The script that runs every Monday
Beyond the quarterly audit, the team runs a small Lambda every Monday at 8am that posts to a Slack channel:
- This month's spend vs the same period last month
- Top three services by spend
- Anything that crossed +20% week-over-week
Most weeks the channel is boring. The week when it isn't, we catch the leak the same week instead of three months later.
The quarterly audit finds the big structural leaks; the weekly Lambda is what keeps a new one from running unnoticed for a full quarter between audits. Different tools for different failure modes.
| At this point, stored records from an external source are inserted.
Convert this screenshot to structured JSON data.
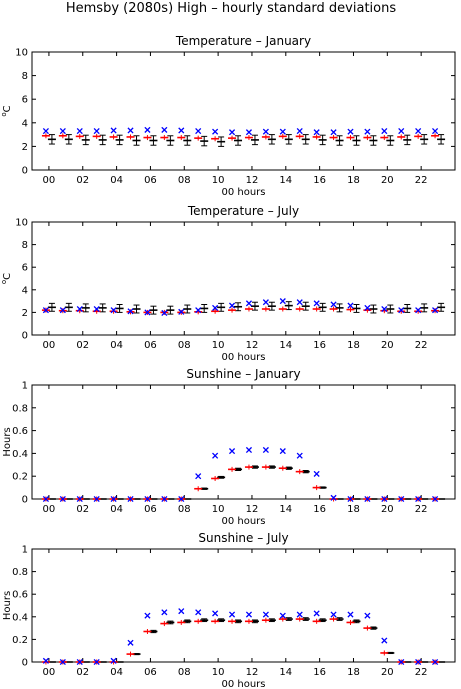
{
  "figure": {
    "title": "Hemsby (2080s) High – hourly standard deviations"
  },
  "chart_data": [
    {
      "type": "scatter",
      "title": "Temperature – January",
      "xlabel": "00 hours",
      "ylabel": "°C",
      "ylabel_main": "C",
      "ylabel_sup": "o",
      "xlim": [
        -1,
        24
      ],
      "ylim": [
        0,
        10
      ],
      "xticks": [
        0,
        2,
        4,
        6,
        8,
        10,
        12,
        14,
        16,
        18,
        20,
        22
      ],
      "xticklabels": [
        "00",
        "02",
        "04",
        "06",
        "08",
        "10",
        "12",
        "14",
        "16",
        "18",
        "20",
        "22"
      ],
      "yticks": [
        0,
        2,
        4,
        6,
        8,
        10
      ],
      "yticklabels": [
        "0",
        "2",
        "4",
        "6",
        "8",
        "10"
      ],
      "x": [
        0,
        1,
        2,
        3,
        4,
        5,
        6,
        7,
        8,
        9,
        10,
        11,
        12,
        13,
        14,
        15,
        16,
        17,
        18,
        19,
        20,
        21,
        22,
        23
      ],
      "blue_x": [
        3.3,
        3.3,
        3.3,
        3.3,
        3.35,
        3.35,
        3.4,
        3.4,
        3.35,
        3.3,
        3.25,
        3.2,
        3.2,
        3.25,
        3.25,
        3.3,
        3.2,
        3.2,
        3.25,
        3.25,
        3.3,
        3.3,
        3.3,
        3.3
      ],
      "red_mean": [
        2.9,
        2.9,
        2.85,
        2.85,
        2.8,
        2.8,
        2.75,
        2.75,
        2.75,
        2.7,
        2.65,
        2.7,
        2.75,
        2.8,
        2.85,
        2.85,
        2.8,
        2.75,
        2.75,
        2.75,
        2.75,
        2.8,
        2.85,
        2.9
      ],
      "black_mean": [
        2.6,
        2.6,
        2.55,
        2.55,
        2.55,
        2.5,
        2.5,
        2.5,
        2.5,
        2.45,
        2.4,
        2.5,
        2.55,
        2.6,
        2.6,
        2.6,
        2.55,
        2.5,
        2.5,
        2.5,
        2.5,
        2.55,
        2.6,
        2.6
      ],
      "black_err": [
        0.4,
        0.4,
        0.4,
        0.4,
        0.4,
        0.4,
        0.4,
        0.4,
        0.4,
        0.4,
        0.4,
        0.4,
        0.4,
        0.4,
        0.4,
        0.4,
        0.4,
        0.4,
        0.4,
        0.4,
        0.4,
        0.4,
        0.4,
        0.4
      ]
    },
    {
      "type": "scatter",
      "title": "Temperature – July",
      "xlabel": "00 hours",
      "ylabel": "°C",
      "ylabel_main": "C",
      "ylabel_sup": "o",
      "xlim": [
        -1,
        24
      ],
      "ylim": [
        0,
        10
      ],
      "xticks": [
        0,
        2,
        4,
        6,
        8,
        10,
        12,
        14,
        16,
        18,
        20,
        22
      ],
      "xticklabels": [
        "00",
        "02",
        "04",
        "06",
        "08",
        "10",
        "12",
        "14",
        "16",
        "18",
        "20",
        "22"
      ],
      "yticks": [
        0,
        2,
        4,
        6,
        8,
        10
      ],
      "yticklabels": [
        "0",
        "2",
        "4",
        "6",
        "8",
        "10"
      ],
      "x": [
        0,
        1,
        2,
        3,
        4,
        5,
        6,
        7,
        8,
        9,
        10,
        11,
        12,
        13,
        14,
        15,
        16,
        17,
        18,
        19,
        20,
        21,
        22,
        23
      ],
      "blue_x": [
        2.2,
        2.2,
        2.3,
        2.3,
        2.2,
        2.1,
        2.0,
        1.95,
        2.05,
        2.2,
        2.4,
        2.6,
        2.8,
        2.9,
        3.0,
        2.9,
        2.8,
        2.7,
        2.6,
        2.4,
        2.3,
        2.2,
        2.2,
        2.2
      ],
      "red_mean": [
        2.2,
        2.15,
        2.15,
        2.1,
        2.1,
        2.05,
        2.0,
        2.0,
        2.0,
        2.05,
        2.1,
        2.2,
        2.3,
        2.3,
        2.3,
        2.3,
        2.3,
        2.3,
        2.25,
        2.2,
        2.15,
        2.1,
        2.1,
        2.15
      ],
      "black_mean": [
        2.45,
        2.45,
        2.4,
        2.4,
        2.35,
        2.3,
        2.2,
        2.2,
        2.3,
        2.35,
        2.45,
        2.5,
        2.55,
        2.55,
        2.6,
        2.55,
        2.45,
        2.4,
        2.35,
        2.3,
        2.3,
        2.35,
        2.4,
        2.45
      ],
      "black_err": [
        0.35,
        0.35,
        0.35,
        0.35,
        0.35,
        0.35,
        0.35,
        0.35,
        0.35,
        0.35,
        0.35,
        0.35,
        0.35,
        0.35,
        0.35,
        0.35,
        0.35,
        0.35,
        0.35,
        0.35,
        0.35,
        0.35,
        0.35,
        0.35
      ]
    },
    {
      "type": "scatter",
      "title": "Sunshine – January",
      "xlabel": "00 hours",
      "ylabel": "Hours",
      "ylabel_main": "Hours",
      "ylabel_sup": "",
      "xlim": [
        -1,
        24
      ],
      "ylim": [
        0,
        1
      ],
      "xticks": [
        0,
        2,
        4,
        6,
        8,
        10,
        12,
        14,
        16,
        18,
        20,
        22
      ],
      "xticklabels": [
        "00",
        "02",
        "04",
        "06",
        "08",
        "10",
        "12",
        "14",
        "16",
        "18",
        "20",
        "22"
      ],
      "yticks": [
        0,
        0.2,
        0.4,
        0.6,
        0.8,
        1
      ],
      "yticklabels": [
        "0",
        "0.2",
        "0.4",
        "0.6",
        "0.8",
        "1"
      ],
      "x": [
        0,
        1,
        2,
        3,
        4,
        5,
        6,
        7,
        8,
        9,
        10,
        11,
        12,
        13,
        14,
        15,
        16,
        17,
        18,
        19,
        20,
        21,
        22,
        23
      ],
      "blue_x": [
        0,
        0,
        0,
        0,
        0,
        0,
        0,
        0,
        0,
        0.2,
        0.38,
        0.42,
        0.43,
        0.43,
        0.42,
        0.38,
        0.22,
        0.01,
        0,
        0,
        0,
        0,
        0,
        0
      ],
      "red_mean": [
        0,
        0,
        0,
        0,
        0,
        0,
        0,
        0,
        0,
        0.09,
        0.18,
        0.26,
        0.28,
        0.28,
        0.27,
        0.24,
        0.1,
        0,
        0,
        0,
        0,
        0,
        0,
        0
      ],
      "black_mean": [
        0,
        0,
        0,
        0,
        0,
        0,
        0,
        0,
        0,
        0.09,
        0.19,
        0.26,
        0.28,
        0.28,
        0.27,
        0.24,
        0.1,
        0,
        0,
        0,
        0,
        0,
        0,
        0
      ],
      "black_err": [
        0,
        0,
        0,
        0,
        0,
        0,
        0,
        0,
        0,
        0.006,
        0.008,
        0.01,
        0.01,
        0.01,
        0.01,
        0.01,
        0.006,
        0,
        0,
        0,
        0,
        0,
        0,
        0
      ]
    },
    {
      "type": "scatter",
      "title": "Sunshine – July",
      "xlabel": "00 hours",
      "ylabel": "Hours",
      "ylabel_main": "Hours",
      "ylabel_sup": "",
      "xlim": [
        -1,
        24
      ],
      "ylim": [
        0,
        1
      ],
      "xticks": [
        0,
        2,
        4,
        6,
        8,
        10,
        12,
        14,
        16,
        18,
        20,
        22
      ],
      "xticklabels": [
        "00",
        "02",
        "04",
        "06",
        "08",
        "10",
        "12",
        "14",
        "16",
        "18",
        "20",
        "22"
      ],
      "yticks": [
        0,
        0.2,
        0.4,
        0.6,
        0.8,
        1
      ],
      "yticklabels": [
        "0",
        "0.2",
        "0.4",
        "0.6",
        "0.8",
        "1"
      ],
      "x": [
        0,
        1,
        2,
        3,
        4,
        5,
        6,
        7,
        8,
        9,
        10,
        11,
        12,
        13,
        14,
        15,
        16,
        17,
        18,
        19,
        20,
        21,
        22,
        23
      ],
      "blue_x": [
        0.01,
        0,
        0,
        0,
        0.01,
        0.17,
        0.41,
        0.44,
        0.45,
        0.44,
        0.43,
        0.42,
        0.42,
        0.42,
        0.41,
        0.42,
        0.43,
        0.42,
        0.42,
        0.41,
        0.19,
        0,
        0,
        0
      ],
      "red_mean": [
        0,
        0,
        0,
        0,
        0,
        0.07,
        0.27,
        0.34,
        0.35,
        0.36,
        0.36,
        0.36,
        0.36,
        0.37,
        0.38,
        0.38,
        0.36,
        0.38,
        0.35,
        0.3,
        0.08,
        0,
        0,
        0
      ],
      "black_mean": [
        0,
        0,
        0,
        0,
        0,
        0.07,
        0.27,
        0.35,
        0.36,
        0.37,
        0.37,
        0.36,
        0.36,
        0.37,
        0.38,
        0.38,
        0.37,
        0.38,
        0.36,
        0.3,
        0.08,
        0,
        0,
        0
      ],
      "black_err": [
        0,
        0,
        0,
        0,
        0,
        0.005,
        0.01,
        0.012,
        0.012,
        0.012,
        0.012,
        0.012,
        0.012,
        0.012,
        0.012,
        0.012,
        0.012,
        0.012,
        0.012,
        0.01,
        0.005,
        0,
        0,
        0
      ]
    }
  ],
  "colors": {
    "blue": "#0000ff",
    "red": "#ff0000",
    "black": "#000000"
  }
}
The framing that lands with execs
When I present the spend audit findings to the CFO, the framing I use is:
AWS doesn't optimize your bill. AWS optimizes their revenue. The two are not the same hobby. Every dollar that's optimizable is a dollar AWS has no incentive to surface unless you go look for it.
That sentence has unlocked more "yes, do the audit" from leadership than any cost-savings number has. It's not anti-AWS; it's accurate. AWS Cost Explorer is a real product, but Cost Explorer makes data discoverable, not actionable. Actioning the data is a human in a chair, four hours a quarter.
That human is me, on Fridays before budget meetings. The same four leaks, every time.